The kindergarten was ordered to rectify its practices. "Whether it will be closed down depends on how the rectification goes," the government's statement said.
Administrators of the kindergarten said they just heard about the case and couldn't provide any other details, Taizhou TV reported.
Two other cases of abuse of young children by teachers have come to light this week.
In Shanxi's provincial capital of Taiyuan, a five-year-old girl got dozens of slaps on the face within 10 minutes just because she couldn't add up 10 and one, media reports said. The teacher has been put under a 15-day detention, the preschool was ordered to shut down, and the 40-plus children were sent to other schools. The incidence has triggered an overhaul of preschools in Taiyuan.
A four-year-old boy in Shanxi's neighboring province of Shaanxi was cut on the wrist with a saw as punishment for not performing well when exercising.

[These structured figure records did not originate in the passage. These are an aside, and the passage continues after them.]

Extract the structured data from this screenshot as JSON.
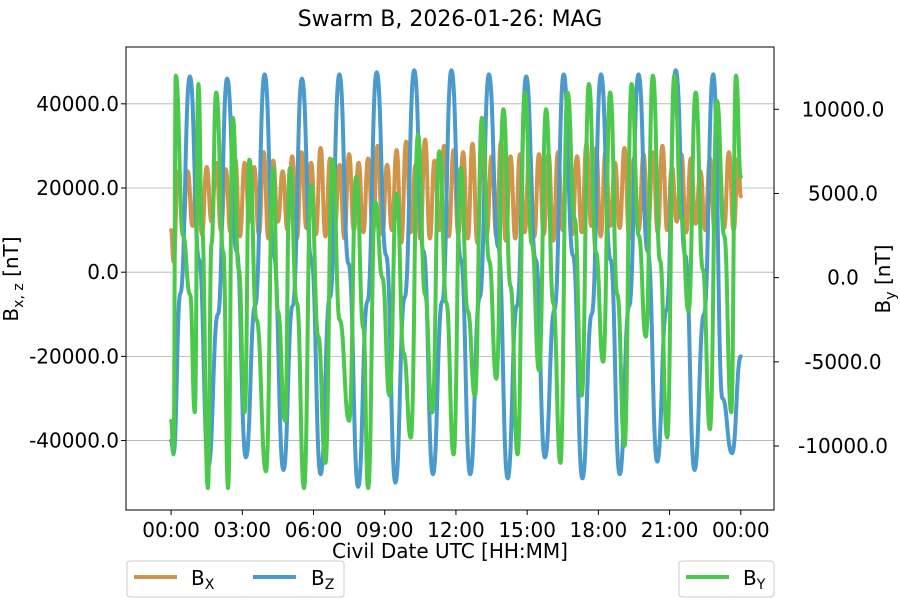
{
  "chart_data": {
    "type": "line",
    "title": "Swarm B, 2026-01-26: MAG",
    "xlabel": "Civil Date UTC [HH:MM]",
    "ylabel_left": {
      "main": "B",
      "sub": "x, z",
      "unit": " [nT]"
    },
    "ylabel_right": {
      "main": "B",
      "sub": "y",
      "unit": " [nT]"
    },
    "x_range_hours": [
      -1.9,
      25.4
    ],
    "x_ticks": [
      {
        "value": 0,
        "label": "00:00"
      },
      {
        "value": 3,
        "label": "03:00"
      },
      {
        "value": 6,
        "label": "06:00"
      },
      {
        "value": 9,
        "label": "09:00"
      },
      {
        "value": 12,
        "label": "12:00"
      },
      {
        "value": 15,
        "label": "15:00"
      },
      {
        "value": 18,
        "label": "18:00"
      },
      {
        "value": 21,
        "label": "21:00"
      },
      {
        "value": 24,
        "label": "00:00"
      }
    ],
    "ylim_left": [
      -56500,
      53500
    ],
    "y_ticks_left": [
      {
        "value": 40000,
        "label": "40000.0"
      },
      {
        "value": 20000,
        "label": "20000.0"
      },
      {
        "value": 0,
        "label": "0.0"
      },
      {
        "value": -20000,
        "label": "-20000.0"
      },
      {
        "value": -40000,
        "label": "-40000.0"
      }
    ],
    "ylim_right": [
      -13800,
      13700
    ],
    "y_ticks_right": [
      {
        "value": 10000,
        "label": "10000.0"
      },
      {
        "value": 5000,
        "label": "5000.0"
      },
      {
        "value": 0,
        "label": "0.0"
      },
      {
        "value": -5000,
        "label": "-5000.0"
      },
      {
        "value": -10000,
        "label": "-10000.0"
      }
    ],
    "grid": "horizontal",
    "orbit_period_hours": 1.575,
    "series": [
      {
        "name": "B_X",
        "label_main": "B",
        "label_sub": "X",
        "axis": "left",
        "color": "#d0944a",
        "note": "oscillates twice per orbit between roughly 8000 and 30000 nT with dips toward 0 nT",
        "x": [
          0,
          0.1,
          0.3,
          0.5,
          0.7,
          0.9,
          1.1,
          1.3,
          1.5,
          1.7,
          1.9,
          2.1,
          2.3,
          2.5,
          2.7,
          2.9,
          3.1,
          3.3,
          3.5,
          3.7,
          3.9,
          4.1,
          4.3,
          4.5,
          4.7,
          4.9,
          5.1,
          5.3,
          5.5,
          5.7,
          5.9,
          6.1,
          6.3,
          6.5,
          6.7,
          6.9,
          7.1,
          7.3,
          7.5,
          7.7,
          7.9,
          8.1,
          8.3,
          8.5,
          8.7,
          8.9,
          9.1,
          9.3,
          9.5,
          9.7,
          9.9,
          10.1,
          10.3,
          10.5,
          10.7,
          10.9,
          11.1,
          11.3,
          11.5,
          11.7,
          11.9,
          12.1,
          12.3,
          12.5,
          12.7,
          12.9,
          13.1,
          13.3,
          13.5,
          13.7,
          13.9,
          14.1,
          14.3,
          14.5,
          14.7,
          14.9,
          15.1,
          15.3,
          15.5,
          15.7,
          15.9,
          16.1,
          16.3,
          16.5,
          16.7,
          16.9,
          17.1,
          17.3,
          17.5,
          17.7,
          17.9,
          18.1,
          18.3,
          18.5,
          18.7,
          18.9,
          19.1,
          19.3,
          19.5,
          19.7,
          19.9,
          20.1,
          20.3,
          20.5,
          20.7,
          20.9,
          21.1,
          21.3,
          21.5,
          21.7,
          21.9,
          22.1,
          22.3,
          22.5,
          22.7,
          22.9,
          23.1,
          23.3,
          23.5,
          23.7,
          23.9,
          24.0
        ],
        "y": [
          10000,
          2500,
          24000,
          10500,
          24000,
          11000,
          28000,
          9000,
          25000,
          12000,
          26000,
          10000,
          24500,
          9500,
          27000,
          8500,
          26000,
          12000,
          25000,
          9000,
          28500,
          8000,
          26500,
          12000,
          24000,
          10000,
          27500,
          8000,
          28500,
          10500,
          26000,
          9000,
          29500,
          8500,
          27000,
          11000,
          25500,
          8000,
          28000,
          10000,
          26000,
          9500,
          27000,
          9000,
          30000,
          9000,
          25500,
          10000,
          29000,
          7000,
          31000,
          9500,
          25500,
          8000,
          31500,
          8000,
          26500,
          10000,
          30000,
          8500,
          29000,
          9000,
          28500,
          8000,
          30500,
          7000,
          30000,
          9000,
          27500,
          8500,
          31000,
          7500,
          27500,
          8000,
          28000,
          9500,
          29500,
          8500,
          28000,
          9000,
          28000,
          7500,
          28500,
          10000,
          31500,
          9000,
          27500,
          9500,
          30500,
          11000,
          29500,
          8500,
          28500,
          11000,
          26000,
          10500,
          29500,
          8000,
          27000,
          10000,
          28000,
          11000,
          28500,
          9500,
          30000,
          10000,
          25000,
          12000,
          28000,
          9500,
          27000,
          11500,
          24000,
          10000,
          27000,
          9500,
          25500,
          10500,
          28500,
          10000,
          27000,
          18000
        ]
      },
      {
        "name": "B_Z",
        "label_main": "B",
        "label_sub": "Z",
        "axis": "left",
        "color": "#4a9acb",
        "note": "one cycle per orbit (~1.575 h), peaks about +47000 nT, troughs -44000 to -52000 nT",
        "x": [
          0.0,
          0.1,
          0.39,
          0.79,
          1.18,
          1.57,
          1.97,
          2.36,
          2.76,
          3.15,
          3.54,
          3.94,
          4.33,
          4.73,
          5.12,
          5.51,
          5.91,
          6.3,
          6.69,
          7.09,
          7.48,
          7.88,
          8.27,
          8.66,
          9.06,
          9.45,
          9.84,
          10.24,
          10.63,
          11.03,
          11.42,
          11.81,
          12.21,
          12.6,
          13.0,
          13.39,
          13.78,
          14.18,
          14.57,
          14.96,
          15.36,
          15.75,
          16.15,
          16.54,
          16.93,
          17.33,
          17.72,
          18.11,
          18.51,
          18.9,
          19.3,
          19.69,
          20.08,
          20.48,
          20.87,
          21.26,
          21.66,
          22.05,
          22.45,
          22.84,
          23.23,
          23.63,
          24.0
        ],
        "y": [
          -40000,
          -43000,
          -5000,
          46500,
          3000,
          -46000,
          -10000,
          46000,
          5000,
          -44000,
          -8000,
          47000,
          4000,
          -47000,
          -8000,
          46000,
          3000,
          -48000,
          -6000,
          47000,
          2000,
          -51000,
          -7000,
          47500,
          4000,
          -50000,
          -6000,
          48000,
          5000,
          -48000,
          -7000,
          48000,
          3000,
          -48000,
          -6000,
          47000,
          6000,
          -49000,
          -8000,
          46500,
          3000,
          -44000,
          -9000,
          47000,
          4000,
          -49000,
          -10000,
          47000,
          3000,
          -48000,
          -8000,
          47000,
          5000,
          -45000,
          -9000,
          48000,
          4000,
          -47000,
          -10000,
          47000,
          -30000,
          -43000,
          -20000
        ]
      },
      {
        "name": "B_Y",
        "label_main": "B",
        "label_sub": "Y",
        "axis": "right",
        "color": "#4cc84c",
        "note": "highly variable, spikes to about +12000 nT and -12500 nT near polar passes",
        "x": [
          0.0,
          0.1,
          0.2,
          0.5,
          0.8,
          1.0,
          1.15,
          1.3,
          1.55,
          1.7,
          1.9,
          2.2,
          2.4,
          2.6,
          2.85,
          3.1,
          3.3,
          3.6,
          4.0,
          4.3,
          4.5,
          4.8,
          5.0,
          5.3,
          5.6,
          5.9,
          6.2,
          6.5,
          6.8,
          7.1,
          7.5,
          7.8,
          8.1,
          8.3,
          8.6,
          8.9,
          9.2,
          9.5,
          9.8,
          10.1,
          10.4,
          10.7,
          11.0,
          11.3,
          11.6,
          11.9,
          12.2,
          12.5,
          12.8,
          13.1,
          13.4,
          13.7,
          14.0,
          14.3,
          14.6,
          14.9,
          15.2,
          15.5,
          15.8,
          16.1,
          16.4,
          16.7,
          17.0,
          17.3,
          17.6,
          17.9,
          18.2,
          18.5,
          18.8,
          19.1,
          19.4,
          19.7,
          20.0,
          20.3,
          20.6,
          20.9,
          21.2,
          21.5,
          21.8,
          22.1,
          22.4,
          22.7,
          23.0,
          23.3,
          23.6,
          23.8,
          24.0
        ],
        "y": [
          -8500,
          -10500,
          12000,
          2500,
          -1000,
          -8000,
          11500,
          3000,
          -12500,
          2000,
          11000,
          1500,
          -12500,
          9500,
          500,
          -8000,
          7000,
          -2500,
          -11500,
          6500,
          -2000,
          -8500,
          6500,
          -1500,
          -12500,
          5500,
          -3500,
          -11000,
          7000,
          -2500,
          -8500,
          6000,
          -3000,
          -12500,
          4500,
          0,
          -7000,
          5000,
          -4500,
          -9500,
          8500,
          -1000,
          -8000,
          7500,
          -1500,
          -10500,
          6500,
          -2000,
          -7000,
          9500,
          1000,
          -6000,
          10000,
          -500,
          -10500,
          11000,
          2000,
          -5500,
          10000,
          -1500,
          -11000,
          11000,
          3500,
          -7000,
          11500,
          1500,
          -5000,
          11000,
          -1000,
          -10000,
          11500,
          2500,
          -3500,
          12000,
          1000,
          -9500,
          12000,
          3500,
          -2000,
          11000,
          500,
          -9000,
          10500,
          2500,
          -8000,
          12000,
          6000
        ]
      }
    ],
    "legend_left": [
      "B_X",
      "B_Z"
    ],
    "legend_right": [
      "B_Y"
    ]
  }
}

Teachers in such cases usually get sacked, but the most severe punishment generally has been a 15-day administrative detention, according to media reports. Internet users said abuse won't be deterred by such light penalties.
"It would leave scars not only in the victims' hearts but also in other children," microblogger Chen Yuhang wrote. He also blamed education authorities for not supervising teachers and kindergartens well.
These scandals expose a lack of supervision and public investment in preschool education.
Government investment in preschool education accounts for just 1.2 percent of its total education expenditures, far less than the average of 6 to 8 percent in developed countries, according to Xinhua news agency.
Kindergartens are not part of China's nine-year compulsory eduction system, which enjoys strong government funding. A shortage of public kindergartens has led to the proliferation of private schools, which often lack the supervision implemented in public schools.
Cost-cutting and financial pressures lead many private kindergartens to pay their teachers less than their public counterparts. An education official in Wenling said private kindergarten teachers earn about 20,000 yuan (US$3,172) annually, just one-third of the average salary for public teachers.